«Il Porto Canale è di tutti e la sua ricchezza va tutelata»
Dopo le polemiche seguite a un’ordinanza che ha coinvolto gli arredi su suolo pubblico di un locale affacciato sul porto canale, il sindaco di Cesenatico Matteo Gozzoli e la vicesindaca Lorena Fantozzi intervengono per ricostruire i fatti e chiarire le ragioni del provvedimento.
Un regolamento nato dal confronto con Soprintendenza e categorie
Il porto canale, ricorda il sindaco Gozzoli, è un bene tutelato dalla Soprintendenza dei Beni Culturali. Dopo l’entrata in vigore del PUG si è reso quindi necessario aggiornare il regolamento sugli arredi dei pubblici esercizi, dei ristoranti e delle attività commerciali e artigianali che si affacciano sul canale, fermo al 2009. La revisione, condivisa con la Soprintendenza di Ravenna, la Capitaneria di Porto di Cesenatico e le associazioni di categoria, è stata approvata dal consiglio comunale il 29 maggio 2024 con 10 voti favorevoli e l’astensione della minoranza.
Dodici mesi di tolleranza prima dei controlli
Per consentire alle attività di adeguarsi alle nuove norme, l’amministrazione ha previsto una finestra di dodici mesi. I primi controlli sono partiti solo a partire dall’estate 2025.
L’iter che ha portato all’ordinanza
L’ordinanza di rimozione degli arredi, spiega Gozzoli, è l’ultimo passaggio di un percorso lungo e articolato:
- primi verbali nell’estate 2025
- nuovo verbale a giugno 2026
- verbale di sopralluogo a luglio 2026, con avvio del procedimento amministrativo e dieci giorni di tempo concessi all’impresa per presentare memorie difensive, mai arrivate
Trascorsi quasi due mesi senza memorie difensive né proposte progettuali alternative, il Comune ha disposto la rimozione degli arredi non conformi al regolamento edilizio.
Non solo “bordature nere”: cosa prevedeva davvero l’ordinanza
Il sindaco tiene a precisare due punti, pur comprendendo l’enfasi del momento: il locale non è stato chiuso, e l’ordinanza non riguardava solo gli arredi con bordature nere, ma anche vasi di plastica, tavolini da salotto, un banco di scuola e tappeti persiani — elementi che, sottolinea Gozzoli, poco hanno a che fare con il contesto del porto canale e con una concessione destinata alla somministrazione di alimenti e bevande.

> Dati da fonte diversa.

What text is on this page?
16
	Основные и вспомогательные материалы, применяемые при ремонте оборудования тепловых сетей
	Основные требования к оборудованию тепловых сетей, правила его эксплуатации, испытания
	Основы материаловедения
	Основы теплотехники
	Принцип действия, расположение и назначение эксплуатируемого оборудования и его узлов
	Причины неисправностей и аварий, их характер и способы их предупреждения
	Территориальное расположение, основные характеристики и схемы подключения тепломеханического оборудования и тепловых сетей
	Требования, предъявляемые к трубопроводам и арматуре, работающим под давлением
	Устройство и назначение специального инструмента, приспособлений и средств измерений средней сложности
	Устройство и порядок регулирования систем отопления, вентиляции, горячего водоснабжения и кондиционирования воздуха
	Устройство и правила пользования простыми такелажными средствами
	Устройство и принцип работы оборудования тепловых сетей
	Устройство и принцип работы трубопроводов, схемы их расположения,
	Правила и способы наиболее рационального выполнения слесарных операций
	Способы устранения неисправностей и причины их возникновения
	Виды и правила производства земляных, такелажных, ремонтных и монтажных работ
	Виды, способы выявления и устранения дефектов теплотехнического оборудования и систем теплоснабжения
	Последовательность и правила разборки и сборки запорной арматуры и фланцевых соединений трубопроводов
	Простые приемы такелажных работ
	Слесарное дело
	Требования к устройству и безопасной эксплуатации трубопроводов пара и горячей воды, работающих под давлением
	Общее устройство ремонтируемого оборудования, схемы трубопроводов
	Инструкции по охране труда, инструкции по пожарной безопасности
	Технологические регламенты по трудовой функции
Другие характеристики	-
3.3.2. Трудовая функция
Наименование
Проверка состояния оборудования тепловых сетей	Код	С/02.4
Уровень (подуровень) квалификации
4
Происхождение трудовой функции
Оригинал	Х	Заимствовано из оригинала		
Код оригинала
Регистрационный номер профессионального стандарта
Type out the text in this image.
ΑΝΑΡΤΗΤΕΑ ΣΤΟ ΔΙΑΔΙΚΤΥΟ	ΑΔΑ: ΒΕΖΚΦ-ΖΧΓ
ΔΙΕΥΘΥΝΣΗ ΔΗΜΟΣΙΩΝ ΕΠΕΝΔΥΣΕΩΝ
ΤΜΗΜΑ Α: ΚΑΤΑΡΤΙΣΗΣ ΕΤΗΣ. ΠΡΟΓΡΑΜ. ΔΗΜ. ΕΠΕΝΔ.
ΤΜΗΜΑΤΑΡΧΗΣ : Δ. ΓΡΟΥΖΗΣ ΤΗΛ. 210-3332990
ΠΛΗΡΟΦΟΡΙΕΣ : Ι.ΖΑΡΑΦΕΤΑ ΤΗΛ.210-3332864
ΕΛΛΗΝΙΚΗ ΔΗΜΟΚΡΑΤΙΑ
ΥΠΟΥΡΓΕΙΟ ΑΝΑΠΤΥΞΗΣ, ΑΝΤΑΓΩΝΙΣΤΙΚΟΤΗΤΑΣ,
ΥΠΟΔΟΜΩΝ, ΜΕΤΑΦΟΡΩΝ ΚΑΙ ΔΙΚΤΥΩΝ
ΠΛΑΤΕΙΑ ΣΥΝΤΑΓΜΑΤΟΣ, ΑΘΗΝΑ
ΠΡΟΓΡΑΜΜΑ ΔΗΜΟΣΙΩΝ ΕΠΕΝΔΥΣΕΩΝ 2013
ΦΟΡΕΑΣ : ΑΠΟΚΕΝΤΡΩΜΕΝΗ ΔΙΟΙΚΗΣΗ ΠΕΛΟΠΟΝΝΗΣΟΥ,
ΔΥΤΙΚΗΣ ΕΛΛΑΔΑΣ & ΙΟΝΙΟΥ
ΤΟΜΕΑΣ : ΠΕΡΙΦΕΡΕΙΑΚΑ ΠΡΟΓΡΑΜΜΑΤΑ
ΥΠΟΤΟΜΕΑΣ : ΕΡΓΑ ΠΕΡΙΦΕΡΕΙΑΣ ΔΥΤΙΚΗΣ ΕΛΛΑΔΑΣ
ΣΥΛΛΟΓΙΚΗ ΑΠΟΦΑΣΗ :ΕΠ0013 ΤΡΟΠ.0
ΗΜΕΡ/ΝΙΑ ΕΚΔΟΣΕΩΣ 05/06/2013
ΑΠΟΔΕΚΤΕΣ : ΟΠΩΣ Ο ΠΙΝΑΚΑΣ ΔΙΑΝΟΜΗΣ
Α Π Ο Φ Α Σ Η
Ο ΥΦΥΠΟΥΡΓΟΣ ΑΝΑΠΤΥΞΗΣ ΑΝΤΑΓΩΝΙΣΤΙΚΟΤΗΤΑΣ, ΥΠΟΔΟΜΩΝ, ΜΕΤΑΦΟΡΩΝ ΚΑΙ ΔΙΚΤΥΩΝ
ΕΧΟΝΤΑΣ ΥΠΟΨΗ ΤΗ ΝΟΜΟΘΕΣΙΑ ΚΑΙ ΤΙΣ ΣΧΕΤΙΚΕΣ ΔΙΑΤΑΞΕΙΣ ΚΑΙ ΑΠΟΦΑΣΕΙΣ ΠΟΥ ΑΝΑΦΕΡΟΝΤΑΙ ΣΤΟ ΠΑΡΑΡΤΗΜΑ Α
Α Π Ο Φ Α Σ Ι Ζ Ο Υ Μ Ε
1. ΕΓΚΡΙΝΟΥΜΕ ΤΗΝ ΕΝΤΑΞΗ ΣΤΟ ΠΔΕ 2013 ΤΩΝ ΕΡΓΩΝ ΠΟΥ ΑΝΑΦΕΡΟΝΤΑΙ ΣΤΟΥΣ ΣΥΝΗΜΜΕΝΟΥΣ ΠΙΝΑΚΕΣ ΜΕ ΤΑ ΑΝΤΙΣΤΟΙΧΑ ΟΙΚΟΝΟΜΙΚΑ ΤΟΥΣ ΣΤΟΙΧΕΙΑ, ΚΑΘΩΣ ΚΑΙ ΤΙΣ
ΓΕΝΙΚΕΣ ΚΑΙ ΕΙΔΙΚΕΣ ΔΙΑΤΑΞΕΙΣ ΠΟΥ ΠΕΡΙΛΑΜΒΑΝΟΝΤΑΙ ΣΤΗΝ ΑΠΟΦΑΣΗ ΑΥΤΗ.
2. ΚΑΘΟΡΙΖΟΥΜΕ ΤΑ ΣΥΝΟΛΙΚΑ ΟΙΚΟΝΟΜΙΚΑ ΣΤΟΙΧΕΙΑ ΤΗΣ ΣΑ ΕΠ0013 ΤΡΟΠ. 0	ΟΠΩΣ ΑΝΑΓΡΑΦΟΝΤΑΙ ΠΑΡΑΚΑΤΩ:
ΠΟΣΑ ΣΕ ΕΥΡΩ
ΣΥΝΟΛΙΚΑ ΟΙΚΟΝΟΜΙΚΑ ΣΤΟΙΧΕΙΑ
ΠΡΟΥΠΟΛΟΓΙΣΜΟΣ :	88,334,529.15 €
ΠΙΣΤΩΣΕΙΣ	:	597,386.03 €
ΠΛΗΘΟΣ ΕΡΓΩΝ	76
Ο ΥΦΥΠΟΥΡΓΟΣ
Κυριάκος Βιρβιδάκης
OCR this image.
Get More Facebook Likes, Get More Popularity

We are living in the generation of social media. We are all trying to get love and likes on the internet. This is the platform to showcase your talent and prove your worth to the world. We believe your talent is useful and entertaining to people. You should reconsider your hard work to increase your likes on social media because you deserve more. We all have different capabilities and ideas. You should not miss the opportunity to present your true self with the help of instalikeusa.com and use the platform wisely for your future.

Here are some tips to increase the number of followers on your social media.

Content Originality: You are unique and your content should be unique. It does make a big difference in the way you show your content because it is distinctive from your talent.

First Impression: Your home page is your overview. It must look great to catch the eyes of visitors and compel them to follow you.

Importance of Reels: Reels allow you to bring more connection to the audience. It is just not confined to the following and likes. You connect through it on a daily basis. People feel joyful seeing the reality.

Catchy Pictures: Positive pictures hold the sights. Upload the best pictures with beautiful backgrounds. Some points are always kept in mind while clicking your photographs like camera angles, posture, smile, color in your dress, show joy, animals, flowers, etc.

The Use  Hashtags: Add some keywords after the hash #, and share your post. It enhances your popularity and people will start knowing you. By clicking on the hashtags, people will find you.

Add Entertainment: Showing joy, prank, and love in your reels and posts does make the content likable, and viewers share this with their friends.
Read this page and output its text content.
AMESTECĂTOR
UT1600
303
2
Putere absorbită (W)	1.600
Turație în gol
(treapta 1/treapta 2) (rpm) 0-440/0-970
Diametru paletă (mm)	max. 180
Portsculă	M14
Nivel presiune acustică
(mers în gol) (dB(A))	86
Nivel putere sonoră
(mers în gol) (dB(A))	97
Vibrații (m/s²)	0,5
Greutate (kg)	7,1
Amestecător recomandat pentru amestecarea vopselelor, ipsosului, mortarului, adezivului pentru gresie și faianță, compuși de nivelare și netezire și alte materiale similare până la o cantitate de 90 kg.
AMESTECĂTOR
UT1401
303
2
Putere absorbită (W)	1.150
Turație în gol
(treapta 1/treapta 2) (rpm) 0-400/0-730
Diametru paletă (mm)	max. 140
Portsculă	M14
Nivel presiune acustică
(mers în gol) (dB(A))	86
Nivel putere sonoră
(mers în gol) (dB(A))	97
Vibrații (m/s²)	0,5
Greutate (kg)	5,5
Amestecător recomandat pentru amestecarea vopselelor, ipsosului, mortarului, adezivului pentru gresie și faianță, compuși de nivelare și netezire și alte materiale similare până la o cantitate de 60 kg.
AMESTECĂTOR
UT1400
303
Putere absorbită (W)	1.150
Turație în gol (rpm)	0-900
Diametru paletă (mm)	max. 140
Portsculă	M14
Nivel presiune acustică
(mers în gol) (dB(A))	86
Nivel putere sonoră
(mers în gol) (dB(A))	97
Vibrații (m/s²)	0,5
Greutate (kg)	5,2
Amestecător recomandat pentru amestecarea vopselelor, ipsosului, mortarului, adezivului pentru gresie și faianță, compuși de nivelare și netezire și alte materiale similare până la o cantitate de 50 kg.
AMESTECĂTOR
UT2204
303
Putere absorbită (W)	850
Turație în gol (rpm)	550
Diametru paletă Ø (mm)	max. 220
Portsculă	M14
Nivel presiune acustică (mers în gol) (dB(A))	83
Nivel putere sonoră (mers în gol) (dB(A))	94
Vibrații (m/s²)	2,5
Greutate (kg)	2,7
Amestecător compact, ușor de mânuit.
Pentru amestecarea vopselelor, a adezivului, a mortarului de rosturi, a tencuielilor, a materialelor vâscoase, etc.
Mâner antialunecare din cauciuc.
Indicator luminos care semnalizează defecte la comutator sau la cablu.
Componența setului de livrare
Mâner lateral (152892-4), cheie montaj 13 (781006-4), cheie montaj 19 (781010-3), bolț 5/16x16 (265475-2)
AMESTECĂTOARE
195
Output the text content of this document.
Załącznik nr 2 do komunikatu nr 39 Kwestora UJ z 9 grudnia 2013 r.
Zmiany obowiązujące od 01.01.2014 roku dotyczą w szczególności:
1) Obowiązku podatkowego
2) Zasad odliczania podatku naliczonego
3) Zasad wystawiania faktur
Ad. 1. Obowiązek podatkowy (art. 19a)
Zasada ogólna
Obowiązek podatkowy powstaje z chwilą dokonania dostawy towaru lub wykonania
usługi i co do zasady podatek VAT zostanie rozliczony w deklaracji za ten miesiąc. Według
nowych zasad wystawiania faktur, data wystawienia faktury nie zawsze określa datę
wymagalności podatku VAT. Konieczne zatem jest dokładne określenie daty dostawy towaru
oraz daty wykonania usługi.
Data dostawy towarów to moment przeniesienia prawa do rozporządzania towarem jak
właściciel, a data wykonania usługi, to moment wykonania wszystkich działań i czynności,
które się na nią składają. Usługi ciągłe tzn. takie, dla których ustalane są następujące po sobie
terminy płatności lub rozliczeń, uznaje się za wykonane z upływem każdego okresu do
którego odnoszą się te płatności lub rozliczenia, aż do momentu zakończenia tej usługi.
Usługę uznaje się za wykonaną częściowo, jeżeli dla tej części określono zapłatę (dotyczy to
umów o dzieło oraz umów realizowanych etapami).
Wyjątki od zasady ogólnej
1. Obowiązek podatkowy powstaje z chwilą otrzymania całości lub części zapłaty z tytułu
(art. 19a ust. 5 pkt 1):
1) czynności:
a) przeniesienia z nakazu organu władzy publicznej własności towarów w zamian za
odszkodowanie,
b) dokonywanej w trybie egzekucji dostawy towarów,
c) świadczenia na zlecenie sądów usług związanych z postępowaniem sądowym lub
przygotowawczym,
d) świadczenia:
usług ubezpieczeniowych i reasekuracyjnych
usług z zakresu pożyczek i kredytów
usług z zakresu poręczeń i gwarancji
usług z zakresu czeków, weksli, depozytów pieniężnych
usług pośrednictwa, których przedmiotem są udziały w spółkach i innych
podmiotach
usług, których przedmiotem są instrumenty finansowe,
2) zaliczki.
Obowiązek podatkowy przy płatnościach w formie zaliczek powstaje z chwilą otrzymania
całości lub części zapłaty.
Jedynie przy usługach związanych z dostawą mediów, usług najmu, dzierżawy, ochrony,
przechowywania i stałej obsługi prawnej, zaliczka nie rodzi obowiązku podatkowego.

La vicesindaca Fantozzi: «Poche attività ancora non in regola»
A un anno dall’entrata in vigore effettiva del regolamento, spiega la vicesindaca Lorena Fantozzi, sono poche le attività con occupazione di suolo pubblico lato canale non ancora in regola, e per ciascuna è in corso un percorso specifico di regolarizzazione. Le norme consentono agli imprenditori con particolari esigenze di presentare un progetto da sottoporre alla valutazione paesaggistica della Soprintendenza.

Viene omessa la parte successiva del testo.